Si l’on en croit le philosophe et docteur en sciences de l’éducation Philippe Barrier, malade chronique et auteur du livre Le Patient autonome (PUF, 2014), réduire le patient à une dimension essentiellement mesurable et quantifiable « mutile la connaissance même de la maladie d’une part essentielle, en même temps qu’il prive le médecin d’un appui fondamental pour la mise en œuvre de la thérapeutique ».
« Dès qu’on met un pied à l’hôpital, on y rencontre tous les points limites de la vie : la naissance, l’accident, la mort. Il s’agit d’un territoire existentiel, sur lequel il est contre-productif de ne pas demander au malade sa participation active », renchérit Cynthia Fleury, pour qui il importe de renouer avec « une démarche holistique du soin ». Laquelle passe, entre autres, par une meilleure écoute des malades, que les soignants eux-mêmes sont nombreux à appeler de leurs vœux.
Fragile interface
« Cela m’a toujours frappé dans ma pratique : c’est souvent quand on ne parle pas – au moment de l’auscultation par exemple – que le patient nous dit des choses importantes. Il faut l’écouter à ce moment-là. Or, que dit-on habituellement ? “Excusez-moi, pourriez-vous faire le silence, car je dois ausculter…” C’est justement à ce moment-là qu’il faudrait pouvoir écouter très attentivement », résume Lazare Benaroyo, médecin et professeur d’éthique et de philosophie de la médecine à l’université de Lausanne.

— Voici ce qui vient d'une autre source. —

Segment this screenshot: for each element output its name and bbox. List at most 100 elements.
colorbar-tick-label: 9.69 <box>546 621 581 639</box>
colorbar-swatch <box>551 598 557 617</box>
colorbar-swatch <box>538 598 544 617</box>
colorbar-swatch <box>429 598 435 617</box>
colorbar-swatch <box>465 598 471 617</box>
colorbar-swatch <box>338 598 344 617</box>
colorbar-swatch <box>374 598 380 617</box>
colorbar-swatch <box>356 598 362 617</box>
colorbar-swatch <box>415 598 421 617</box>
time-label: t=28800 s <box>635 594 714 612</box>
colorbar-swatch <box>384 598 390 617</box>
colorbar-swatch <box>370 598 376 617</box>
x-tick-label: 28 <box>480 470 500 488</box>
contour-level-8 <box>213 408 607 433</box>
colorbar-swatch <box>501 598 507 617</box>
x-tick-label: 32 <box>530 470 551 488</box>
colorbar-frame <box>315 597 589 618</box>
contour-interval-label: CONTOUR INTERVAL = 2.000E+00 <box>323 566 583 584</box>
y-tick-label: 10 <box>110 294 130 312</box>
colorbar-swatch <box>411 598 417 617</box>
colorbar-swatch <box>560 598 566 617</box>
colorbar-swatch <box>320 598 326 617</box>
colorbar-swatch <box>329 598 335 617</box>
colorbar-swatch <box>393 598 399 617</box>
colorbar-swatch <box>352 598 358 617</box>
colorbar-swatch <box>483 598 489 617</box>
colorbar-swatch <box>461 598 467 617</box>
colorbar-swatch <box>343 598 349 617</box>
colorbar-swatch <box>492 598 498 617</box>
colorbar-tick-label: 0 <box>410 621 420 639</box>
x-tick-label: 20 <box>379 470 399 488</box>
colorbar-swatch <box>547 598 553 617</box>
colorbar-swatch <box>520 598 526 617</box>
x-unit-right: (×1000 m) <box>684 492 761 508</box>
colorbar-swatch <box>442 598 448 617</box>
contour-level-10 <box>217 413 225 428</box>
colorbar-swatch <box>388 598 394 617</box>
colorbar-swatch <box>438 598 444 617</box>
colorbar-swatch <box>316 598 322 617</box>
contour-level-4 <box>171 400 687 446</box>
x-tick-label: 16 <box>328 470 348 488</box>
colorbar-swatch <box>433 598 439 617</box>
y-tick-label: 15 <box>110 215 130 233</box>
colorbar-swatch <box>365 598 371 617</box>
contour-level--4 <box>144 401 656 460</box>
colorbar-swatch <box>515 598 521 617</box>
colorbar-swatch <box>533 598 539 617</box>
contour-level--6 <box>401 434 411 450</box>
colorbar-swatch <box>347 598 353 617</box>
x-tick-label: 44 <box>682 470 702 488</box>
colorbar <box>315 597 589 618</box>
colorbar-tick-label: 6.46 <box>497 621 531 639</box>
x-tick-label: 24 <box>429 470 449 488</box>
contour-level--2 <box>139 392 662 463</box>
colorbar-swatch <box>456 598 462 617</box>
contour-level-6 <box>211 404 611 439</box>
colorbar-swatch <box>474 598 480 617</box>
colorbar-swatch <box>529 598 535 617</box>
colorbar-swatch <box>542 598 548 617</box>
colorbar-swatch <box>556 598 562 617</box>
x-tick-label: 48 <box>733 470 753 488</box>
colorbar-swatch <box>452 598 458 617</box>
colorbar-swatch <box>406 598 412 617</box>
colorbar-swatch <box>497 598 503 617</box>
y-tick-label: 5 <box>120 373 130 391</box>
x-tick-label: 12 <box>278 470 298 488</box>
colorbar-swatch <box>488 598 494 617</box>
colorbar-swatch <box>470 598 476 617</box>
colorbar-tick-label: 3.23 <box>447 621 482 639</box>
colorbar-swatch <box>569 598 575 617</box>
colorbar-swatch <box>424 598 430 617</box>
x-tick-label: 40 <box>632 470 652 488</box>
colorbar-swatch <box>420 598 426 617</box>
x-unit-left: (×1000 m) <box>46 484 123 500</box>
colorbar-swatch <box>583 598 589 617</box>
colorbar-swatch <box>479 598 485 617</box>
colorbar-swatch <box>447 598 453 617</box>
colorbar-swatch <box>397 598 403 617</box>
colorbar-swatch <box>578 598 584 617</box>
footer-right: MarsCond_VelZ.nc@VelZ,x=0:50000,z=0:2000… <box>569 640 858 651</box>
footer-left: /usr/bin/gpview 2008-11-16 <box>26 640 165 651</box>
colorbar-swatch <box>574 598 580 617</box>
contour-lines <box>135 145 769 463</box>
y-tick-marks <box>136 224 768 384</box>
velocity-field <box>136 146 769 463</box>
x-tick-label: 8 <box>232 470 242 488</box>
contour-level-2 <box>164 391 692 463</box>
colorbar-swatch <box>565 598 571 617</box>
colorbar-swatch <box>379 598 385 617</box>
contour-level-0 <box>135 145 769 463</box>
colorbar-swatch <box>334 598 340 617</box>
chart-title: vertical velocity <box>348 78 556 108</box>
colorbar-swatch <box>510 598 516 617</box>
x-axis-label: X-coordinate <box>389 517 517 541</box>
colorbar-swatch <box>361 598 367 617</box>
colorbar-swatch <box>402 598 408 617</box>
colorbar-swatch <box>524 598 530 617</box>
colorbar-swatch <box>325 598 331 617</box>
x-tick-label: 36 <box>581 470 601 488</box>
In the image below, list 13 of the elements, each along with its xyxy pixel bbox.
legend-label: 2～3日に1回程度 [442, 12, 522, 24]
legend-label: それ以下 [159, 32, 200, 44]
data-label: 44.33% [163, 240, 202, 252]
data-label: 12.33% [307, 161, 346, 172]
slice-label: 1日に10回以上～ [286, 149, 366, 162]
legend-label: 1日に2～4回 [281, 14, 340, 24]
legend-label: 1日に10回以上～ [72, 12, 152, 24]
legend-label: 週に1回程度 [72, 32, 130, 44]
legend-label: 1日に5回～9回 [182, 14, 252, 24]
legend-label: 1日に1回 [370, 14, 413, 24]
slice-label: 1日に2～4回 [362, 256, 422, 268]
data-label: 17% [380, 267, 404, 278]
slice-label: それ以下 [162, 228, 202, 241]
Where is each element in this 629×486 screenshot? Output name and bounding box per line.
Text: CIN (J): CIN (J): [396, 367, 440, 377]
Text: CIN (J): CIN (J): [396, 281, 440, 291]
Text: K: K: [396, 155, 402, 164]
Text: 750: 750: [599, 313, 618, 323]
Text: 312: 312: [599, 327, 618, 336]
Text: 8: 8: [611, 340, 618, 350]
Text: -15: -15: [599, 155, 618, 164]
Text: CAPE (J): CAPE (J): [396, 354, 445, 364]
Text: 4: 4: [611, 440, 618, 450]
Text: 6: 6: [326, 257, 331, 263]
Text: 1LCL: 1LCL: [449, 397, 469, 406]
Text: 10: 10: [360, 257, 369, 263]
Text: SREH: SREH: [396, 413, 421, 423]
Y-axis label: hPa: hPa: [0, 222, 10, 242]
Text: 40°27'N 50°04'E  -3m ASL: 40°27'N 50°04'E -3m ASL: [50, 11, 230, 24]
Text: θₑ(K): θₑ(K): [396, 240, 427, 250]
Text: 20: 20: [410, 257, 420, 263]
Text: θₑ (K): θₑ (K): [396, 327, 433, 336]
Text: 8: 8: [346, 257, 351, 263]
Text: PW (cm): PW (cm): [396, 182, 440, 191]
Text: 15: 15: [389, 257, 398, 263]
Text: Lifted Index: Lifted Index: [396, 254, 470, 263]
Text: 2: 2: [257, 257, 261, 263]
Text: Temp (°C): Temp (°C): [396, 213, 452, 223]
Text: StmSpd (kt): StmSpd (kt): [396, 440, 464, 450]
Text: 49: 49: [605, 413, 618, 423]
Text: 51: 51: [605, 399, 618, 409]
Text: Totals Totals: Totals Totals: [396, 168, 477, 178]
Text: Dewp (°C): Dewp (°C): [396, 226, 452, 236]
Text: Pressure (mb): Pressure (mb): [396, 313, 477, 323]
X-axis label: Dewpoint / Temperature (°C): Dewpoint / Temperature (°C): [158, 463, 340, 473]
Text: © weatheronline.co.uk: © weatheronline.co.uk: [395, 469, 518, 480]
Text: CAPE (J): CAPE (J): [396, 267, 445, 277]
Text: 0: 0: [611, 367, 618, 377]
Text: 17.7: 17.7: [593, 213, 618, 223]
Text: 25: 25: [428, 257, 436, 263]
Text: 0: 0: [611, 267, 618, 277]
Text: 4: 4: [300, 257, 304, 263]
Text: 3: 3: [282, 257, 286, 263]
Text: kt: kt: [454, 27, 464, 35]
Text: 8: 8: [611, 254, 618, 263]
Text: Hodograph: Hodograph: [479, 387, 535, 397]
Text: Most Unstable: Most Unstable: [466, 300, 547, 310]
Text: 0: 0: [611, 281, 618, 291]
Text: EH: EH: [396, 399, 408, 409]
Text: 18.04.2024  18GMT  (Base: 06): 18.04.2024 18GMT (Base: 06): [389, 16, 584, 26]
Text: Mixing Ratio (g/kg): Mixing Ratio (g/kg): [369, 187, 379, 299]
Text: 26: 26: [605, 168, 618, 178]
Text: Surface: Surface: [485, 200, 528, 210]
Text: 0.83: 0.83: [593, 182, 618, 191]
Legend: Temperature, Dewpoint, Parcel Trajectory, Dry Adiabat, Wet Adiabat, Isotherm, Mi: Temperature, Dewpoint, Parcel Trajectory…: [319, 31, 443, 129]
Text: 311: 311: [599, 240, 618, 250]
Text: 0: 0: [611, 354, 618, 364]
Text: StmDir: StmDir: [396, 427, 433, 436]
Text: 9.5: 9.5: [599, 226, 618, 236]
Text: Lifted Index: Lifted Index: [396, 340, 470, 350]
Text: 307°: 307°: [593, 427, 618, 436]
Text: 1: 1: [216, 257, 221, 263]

Mais porter une égale attention aux dimensions techniques et aux enjeux humains mobilisés dans l’état de maladie ne va pas de soi. A l’hôpital moins qu’ailleurs, et pas seulement par manque de temps. Car « l’art de l’écoute suppose une mise en retrait, une ouverture à l’autre, une non-maîtrise, quand l’usage de la technique est fondé sur la maîtrise et le contrôle ».Deux injonctions paradoxales, faisant appel à des connaissances et à des méthodes différentes.
Dans ce contexte difficile, quel peut être l’apport des philosophes à l’amélioration du dialogue entre soignants et malades ? Pour Marie Gaille, membre du conseil scientifique de la chaire, le premier avantage de cette démarche est d’être sur le terrain. « Canguilhem, Ricœur ou Levinas ont apporté beaucoup à la philosophie du soin, mais ils ne sont pas allés s’installer au pied des malades avec les équipes médicales. En France comme ailleurs, un certain nombre de philosophes et de médecins tentent aujourd’hui de combler cette distance, afin de travailler concrètement sur les questions que se posent les patients et les équipes médicales », souligne-t-elle. Plus intéressant encore à ses yeux : le fait qu’un établissement de l’AP-HP ait accepté d’introduire dans ses murs un point de vue extramédical.
« Pour le monde de l’hôpital, ce n’est pas du tout quelque chose qui va de soi, insiste-t-elle.Même si le corps médical, depuis les années 1970, intègre progressivement dans ses réflexions la question de la qualité de vie et des priorités de vie des patients, il tend toujours – et c’est normal – à y répondre en fonction de sa propre grille de lecture. Pour la première fois, une voix va être introduite dans l’hôpital public qui mettra en avant d’autres critères que ceux que les médecins ont en tête. » Reste à savoir, concrètement, où mènera l’aventure. Expérience forte et innovante ou simple conversation de salon ?
Au-delà des enseignements en cours, l’ambition est que les équipes médicales fassent remonter leurs questionnements et que soient définis sur cette base les projets de recherche à venir. Mais dans cette fragile interface entre philosophie et hôpital, tout reste à faire.